[Journal] Wu (2021) Learning analytics on structured and unstructured heterogeneous data sources: Perspectives from procrastination, help-seeking, and machine-learning defined cognitive engagement.

Wu, J.-Y. (2021). Learning analytics on structured and unstructured heterogeneous data sources: Perspectives from procrastination, help-seeking, and machine-learning defined cognitive engagement. Computers & Education, 163, 104066. doi:10.1016/j.compedu.2020.104066 (SSCI: 2021 IF: 11.182, Q1)

Abstract

Statistics is one of the most challenging courses for university students. The personal learning environment (PLE) pedagogical design was introduced to assist students’ Statistics learning. With the PLE pedagogy, this study examined learners’ demographic backgrounds, motivational measures (i.e., help-seeking and academic procrastination due to the use of Information and Communication Technologies, ICT), and ill-structured data (i.e., Facebook posts and comments) to understand what student demographic information, how they feel, and what they do can impact their statistics learning performance. Seventy-eight people joined Facebook groups to form statistics learning communities. Using weakly supervised machine learning (ML), we categorized students’ Facebook messages into statistics-relevant and statistics-irrelevant. Results of the learning analytics on multimodal sources of student data showed that help-seeking positively predicted statistics achievement. In contrast, academic procrastination with ICT negatively predicted statistics achievement, controlling for students’ demographics information, including age, gender, prior knowledge, and Internet/social media use. Moreover, the ensemble ML classified messages constructed by taking the sum of relevance coding (0 or 1) across three selected ML algorithms was highly aligned with the human coded message in terms of the degree of relevance to statistics. The ensemble ML classified messages were conceptualized as students’ cognitive engagement in statistics learning due to their high consistency with the human-labeled relevance coding and were positively associated with statistics achievement with a large effect size. The study contributed to developing an integrated learner-centered learning analytics framework with the PLE pedagogical design encompassing learner backgrounds and unstructured learner artifacts.
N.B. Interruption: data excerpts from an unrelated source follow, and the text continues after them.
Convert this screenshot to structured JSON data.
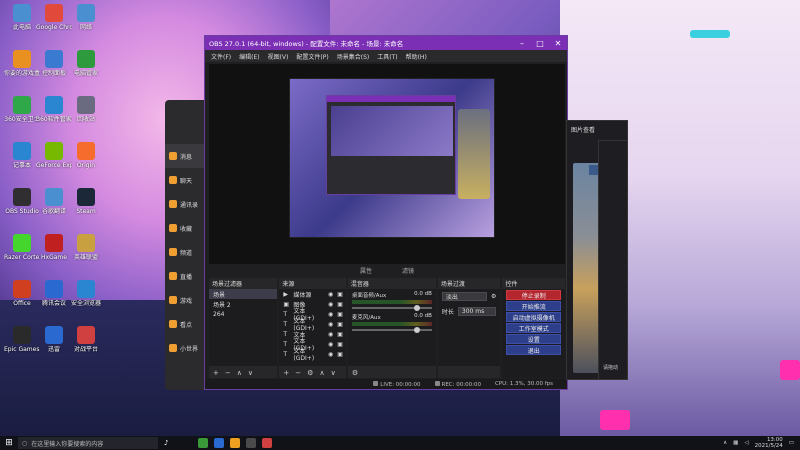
{
  "desktop_icons": [
    {
      "label": "此电脑",
      "color": "#4a90d0"
    },
    {
      "label": "Google Chrome",
      "color": "#e14a3b"
    },
    {
      "label": "网络",
      "color": "#4a90d0"
    },
    {
      "label": "你要的游戏盒",
      "color": "#e89020"
    },
    {
      "label": "控制面板",
      "color": "#3a7ad0"
    },
    {
      "label": "电脑管家",
      "color": "#2e9a3e"
    },
    {
      "label": "360安全卫士",
      "color": "#2fa84a"
    },
    {
      "label": "360软件管家",
      "color": "#2a86d0"
    },
    {
      "label": "回收站",
      "color": "#6a6a80"
    },
    {
      "label": "记事本",
      "color": "#2a86d0"
    },
    {
      "label": "GeForce Experience",
      "color": "#76b900"
    },
    {
      "label": "Origin",
      "color": "#f56c2d"
    },
    {
      "label": "OBS Studio",
      "color": "#302e31"
    },
    {
      "label": "谷歌翻译",
      "color": "#4a90d0"
    },
    {
      "label": "Steam",
      "color": "#1b2838"
    },
    {
      "label": "Razer Cortex",
      "color": "#44d62c"
    },
    {
      "label": "HxGame",
      "color": "#c02020"
    },
    {
      "label": "英雄联盟",
      "color": "#c8a040"
    },
    {
      "label": "Office",
      "color": "#d04020"
    },
    {
      "label": "腾讯会议",
      "color": "#2a6ad0"
    },
    {
      "label": "安全浏览器",
      "color": "#2a86d0"
    },
    {
      "label": "Epic Games Launcher",
      "color": "#2a2a2a"
    },
    {
      "label": "迅雷",
      "color": "#2a6ad0"
    },
    {
      "label": "对战平台",
      "color": "#d04040"
    }
  ],
  "chat_app": {
    "items": [
      "消息",
      "聊天",
      "通讯录",
      "收藏",
      "频道",
      "直播",
      "游戏",
      "看点",
      "小世界"
    ]
  },
  "obs": {
    "title": "OBS 27.0.1 (64-bit, windows) - 配置文件: 未命名 - 场景: 未命名",
    "menu": [
      "文件(F)",
      "编辑(E)",
      "视图(V)",
      "配置文件(P)",
      "场景集合(S)",
      "工具(T)",
      "帮助(H)"
    ],
    "preview_toolbar": [
      "属性",
      "滤镜"
    ],
    "scenes": {
      "header": "场景过滤器",
      "items": [
        "场景",
        "场景 2",
        "264"
      ]
    },
    "sources": {
      "header": "来源",
      "items": [
        {
          "icon": "▶",
          "label": "媒体源"
        },
        {
          "icon": "▣",
          "label": "图像"
        },
        {
          "icon": "T",
          "label": "文本 (GDI+)"
        },
        {
          "icon": "T",
          "label": "文本 (GDI+)"
        },
        {
          "icon": "T",
          "label": "文本"
        },
        {
          "icon": "T",
          "label": "文本 (GDI+)"
        },
        {
          "icon": "T",
          "label": "文本 (GDI+)"
        }
      ]
    },
    "mixer": {
      "header": "混音器",
      "channels": [
        {
          "name": "桌面音频/Aux",
          "db": "0.0 dB"
        },
        {
          "name": "麦克风/Aux",
          "db": "0.0 dB"
        }
      ]
    },
    "transitions": {
      "header": "场景过渡",
      "type_label": "淡出",
      "duration_label": "时长",
      "duration_value": "300 ms"
    },
    "controls": {
      "header": "控件",
      "buttons": [
        "停止录制",
        "开始推流",
        "启动虚拟摄像机",
        "工作室模式",
        "设置",
        "退出"
      ]
    },
    "status": {
      "live": "LIVE: 00:00:00",
      "rec": "REC: 00:00:00",
      "cpu": "CPU: 1.3%, 30.00 fps"
    }
  },
  "right_window": {
    "title": "图片查看",
    "caption": "请拖动"
  },
  "taskbar": {
    "search_placeholder": "在这里输入你要搜索的内容",
    "time": "13:00",
    "date": "2021/5/24",
    "app_colors": [
      "#3a9a3a",
      "#2a6ad0",
      "#f0a020",
      "#4a4a4a",
      "#d04040"
    ]
  }
}
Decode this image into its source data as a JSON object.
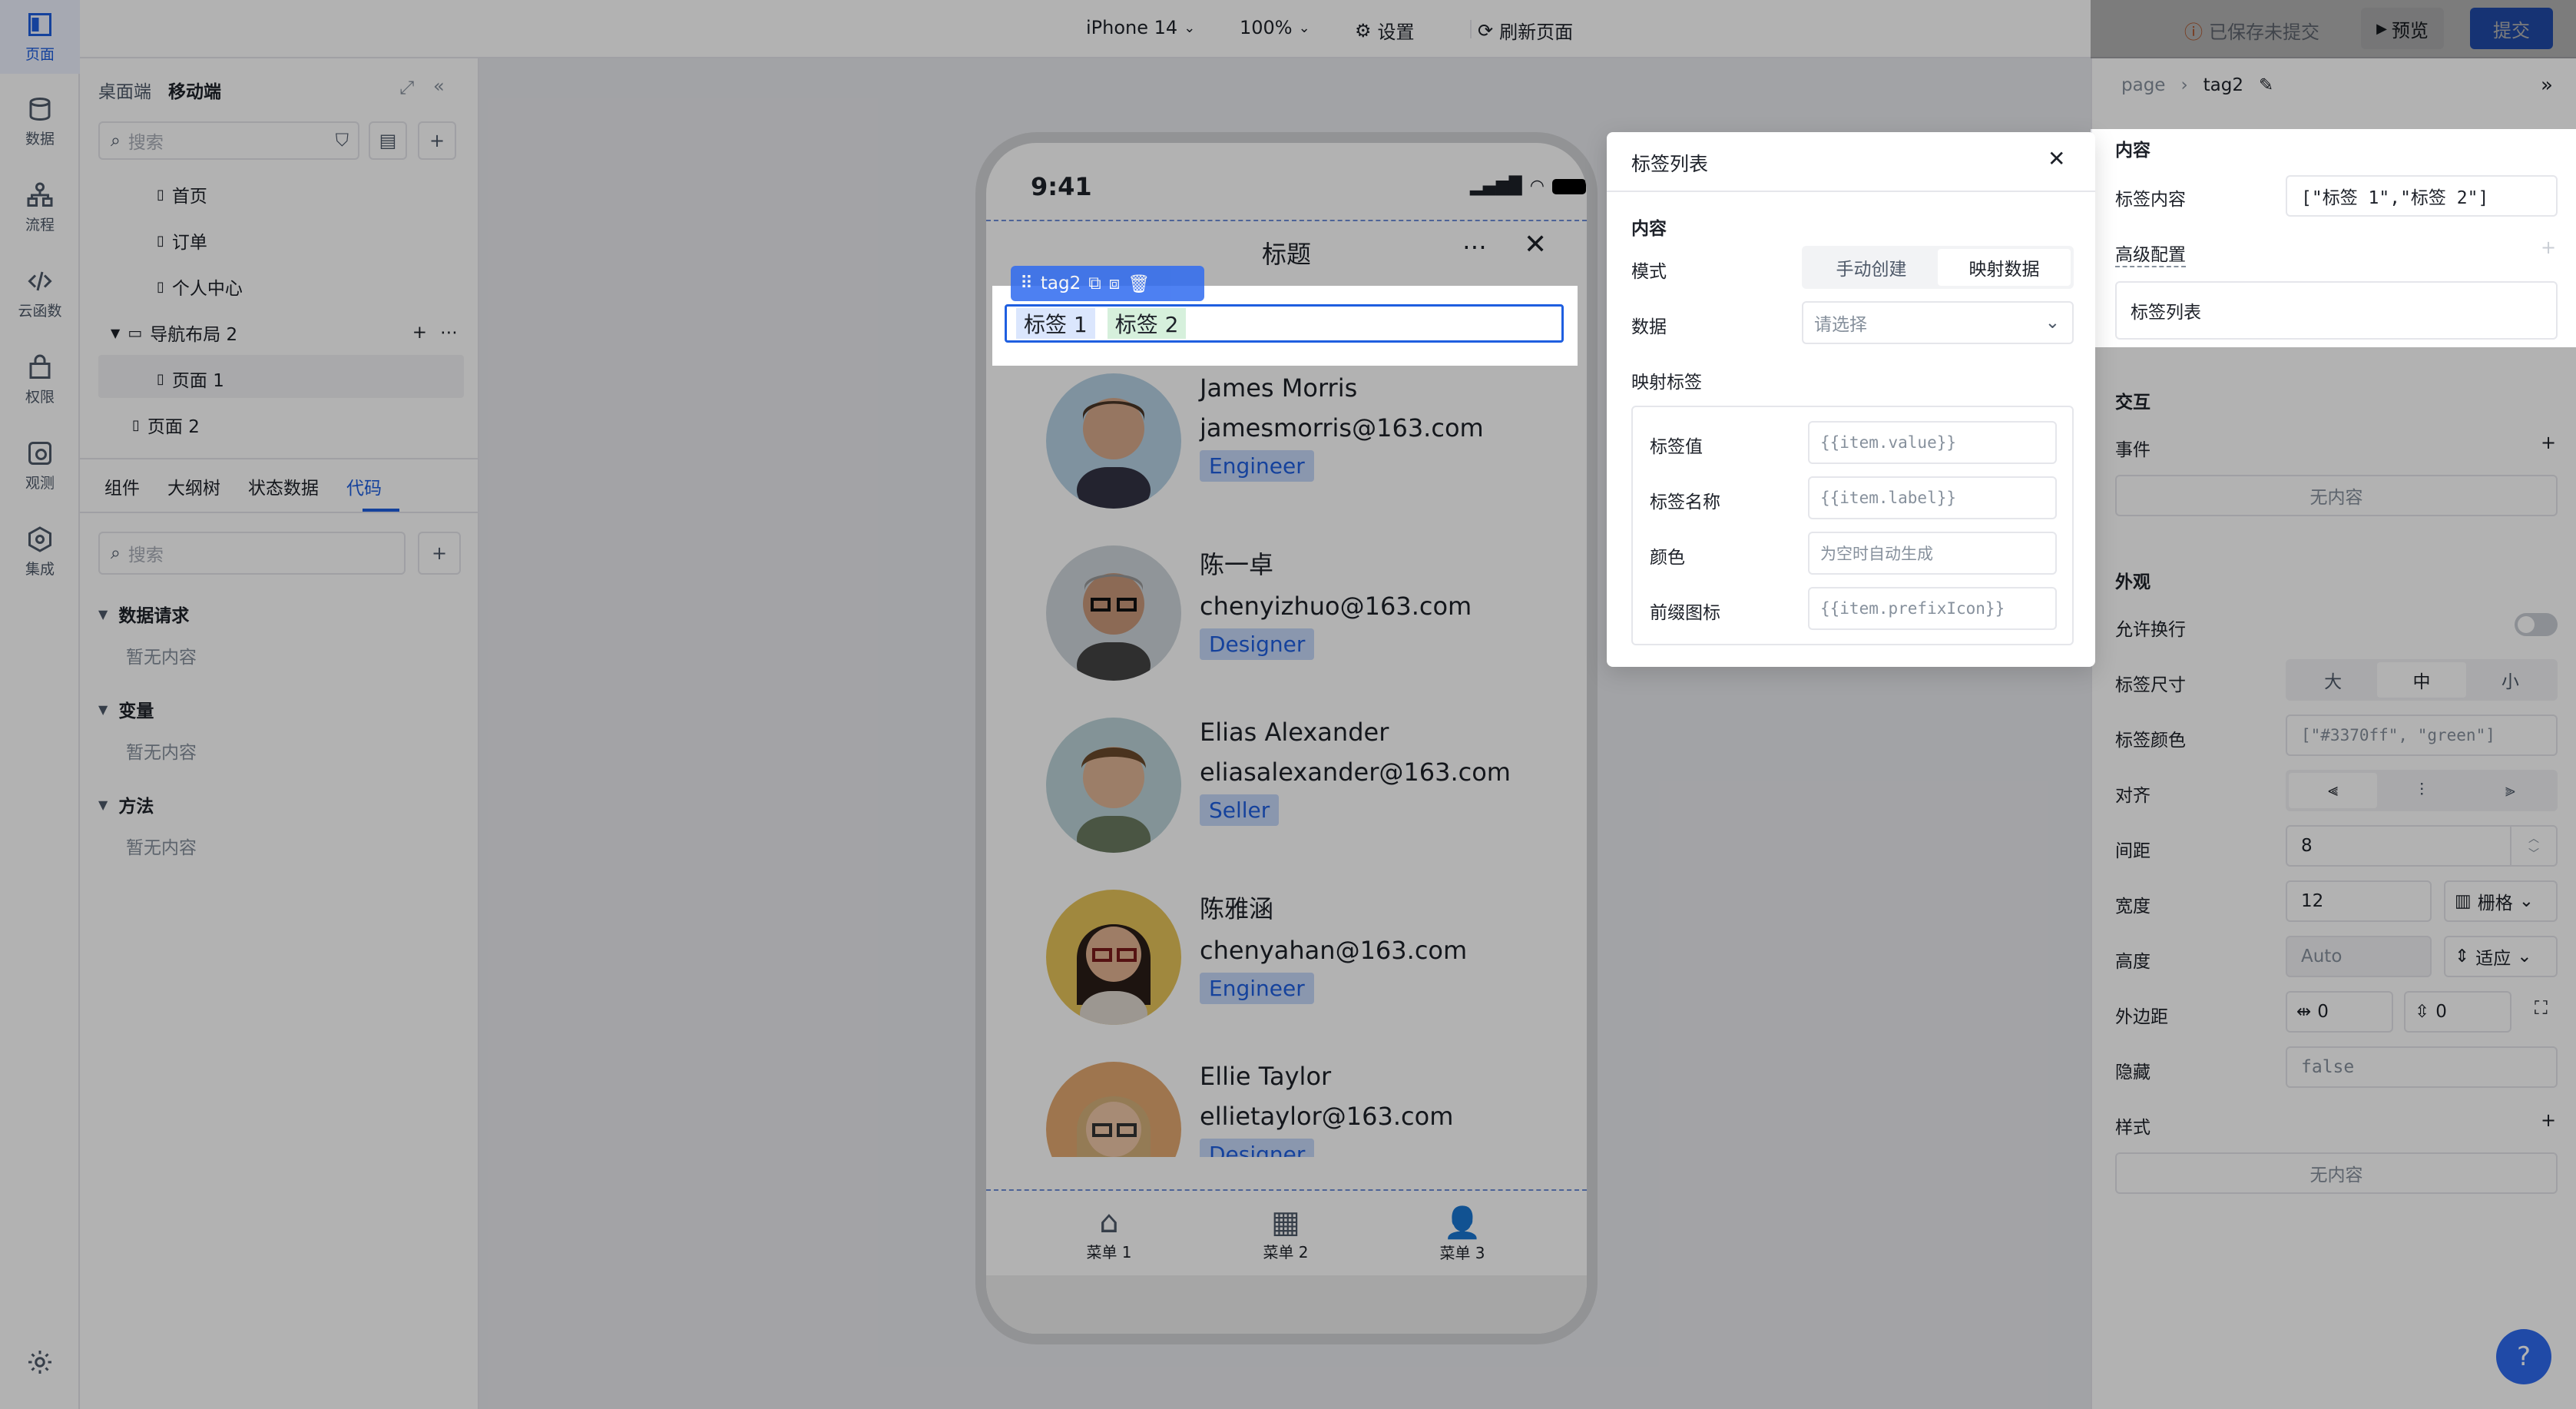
{
  "rail": {
    "items": [
      {
        "label": "页面",
        "icon": "page-icon"
      },
      {
        "label": "数据",
        "icon": "database-icon"
      },
      {
        "label": "流程",
        "icon": "flow-icon"
      },
      {
        "label": "云函数",
        "icon": "code-icon"
      },
      {
        "label": "权限",
        "icon": "lock-icon"
      },
      {
        "label": "观测",
        "icon": "monitor-icon"
      },
      {
        "label": "集成",
        "icon": "integration-icon"
      }
    ]
  },
  "topbar": {
    "device": "iPhone 14",
    "zoom": "100%",
    "settings": "设置",
    "refresh": "刷新页面",
    "status": "已保存未提交",
    "preview": "预览",
    "submit": "提交"
  },
  "leftpanel": {
    "tabs_top": [
      "桌面端",
      "移动端"
    ],
    "search_placeholder": "搜索",
    "tree": [
      {
        "label": "首页",
        "level": 2
      },
      {
        "label": "订单",
        "level": 2
      },
      {
        "label": "个人中心",
        "level": 2
      },
      {
        "label": "导航布局 2",
        "level": 1
      },
      {
        "label": "页面 1",
        "level": 2
      },
      {
        "label": "页面 2",
        "level": 1
      }
    ],
    "tabs_bottom": [
      "组件",
      "大纲树",
      "状态数据",
      "代码"
    ],
    "search2_placeholder": "搜索",
    "sections": [
      {
        "title": "数据请求",
        "empty": "暂无内容"
      },
      {
        "title": "变量",
        "empty": "暂无内容"
      },
      {
        "title": "方法",
        "empty": "暂无内容"
      }
    ]
  },
  "phone": {
    "time": "9:41",
    "title": "标题",
    "component_label": "tag2",
    "tags": [
      "标签 1",
      "标签 2"
    ],
    "people": [
      {
        "name": "James Morris",
        "email": "jamesmorris@163.com",
        "role": "Engineer"
      },
      {
        "name": "陈一卓",
        "email": "chenyizhuo@163.com",
        "role": "Designer"
      },
      {
        "name": "Elias Alexander",
        "email": "eliasalexander@163.com",
        "role": "Seller"
      },
      {
        "name": "陈雅涵",
        "email": "chenyahan@163.com",
        "role": "Engineer"
      },
      {
        "name": "Ellie Taylor",
        "email": "ellietaylor@163.com",
        "role": "Designer"
      }
    ],
    "tabbar": [
      "菜单 1",
      "菜单 2",
      "菜单 3"
    ]
  },
  "modal": {
    "title": "标签列表",
    "section": "内容",
    "mode_label": "模式",
    "mode_options": [
      "手动创建",
      "映射数据"
    ],
    "data_label": "数据",
    "data_placeholder": "请选择",
    "map_label": "映射标签",
    "fields": [
      {
        "label": "标签值",
        "value": "{{item.value}}"
      },
      {
        "label": "标签名称",
        "value": "{{item.label}}"
      },
      {
        "label": "颜色",
        "value": "为空时自动生成"
      },
      {
        "label": "前缀图标",
        "value": "{{item.prefixIcon}}"
      }
    ]
  },
  "rightpanel": {
    "breadcrumb_root": "page",
    "breadcrumb_current": "tag2",
    "content_h": "内容",
    "tag_content_label": "标签内容",
    "tag_content_value": "[\"标签 1\",\"标签 2\"]",
    "advanced_label": "高级配置",
    "advanced_value": "标签列表",
    "interact_h": "交互",
    "event_label": "事件",
    "event_empty": "无内容",
    "appearance_h": "外观",
    "wrap_label": "允许换行",
    "size_label": "标签尺寸",
    "size_options": [
      "大",
      "中",
      "小"
    ],
    "color_label": "标签颜色",
    "color_value": "[\"#3370ff\", \"green\"]",
    "align_label": "对齐",
    "gap_label": "间距",
    "gap_value": "8",
    "width_label": "宽度",
    "width_value": "12",
    "width_unit": "栅格",
    "height_label": "高度",
    "height_value": "Auto",
    "height_unit": "适应",
    "margin_label": "外边距",
    "margin_h": "0",
    "margin_v": "0",
    "hidden_label": "隐藏",
    "hidden_value": "false",
    "style_label": "样式",
    "style_empty": "无内容"
  },
  "colors": {
    "accent": "#1f5fe0",
    "submit": "#2f6bf0",
    "tag2_bg": "#d6f0dc"
  }
}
Keywords: Social media, Improving classroom teaching Learning communities, Data science applications in education, Weakly supervised Machine Learning, Transfer Learning, Learning Analytics

摘要

統計是大學生面臨的最具挑戰性的課程之一。本研究創新引入個人學習環境(Personal Learning Environment, PLE)教學設計,有效協助學生適性主動學習統計學。本研究搜集學習者的背景資訊、動機構念(即尋求幫助,以及因為資訊和通訊技術使用(ICT uses)而產生的自覺學術學業延宕)、以及非結構化對話數據(即Facebook的貼文和回應),突破性的提出『多模式異質資料學習分析』,以整合了解學生的背景資訊、自覺動機和對話投入如何影響他們的統計學習表現。78位學生簽署同意書、加入Facebook學習群組,組成統計學習社群。本研究使用弱監督機器學習(Weakly supervised Machine Learning),將學生在Facebook上的對話文本分類為與統計學習相關和與統計學習無關。多模式異質資料學習分析結果顯示,在控制了學生的背景資訊(包括年齡、性別、先備知識和網絡/社交媒體使用情況)後,其自覺尋求幫助可正向預測統計期末成績。相反,使用ICT導致學術學業拖延則對統計成績有負面影響。同時,我們選擇三個的ML算法的機器編碼結果(0或1)、進行集成編碼,其結果與人工編碼結果呈現高度編碼一致性,具內在效度。因而這些集成ML分類結果被創新的概念化為學生在PLE中統計學習的認知投入。經多模式學習分析檢驗之後,學生一整個學期的認知投入與其期末的統計成績呈正相關,且具有更大的效應量。此突破性的發現具預測效度與關聯效度,且具因果推論價值。本研究發現可協助統計教學創新,且提供了以學習者為中心完善異質資料學習分析框架。

關鍵詞:社交媒體,改進課堂教學,學習社群,教育中的數據科學應用,弱監督機器學習,遷移學習,學習分析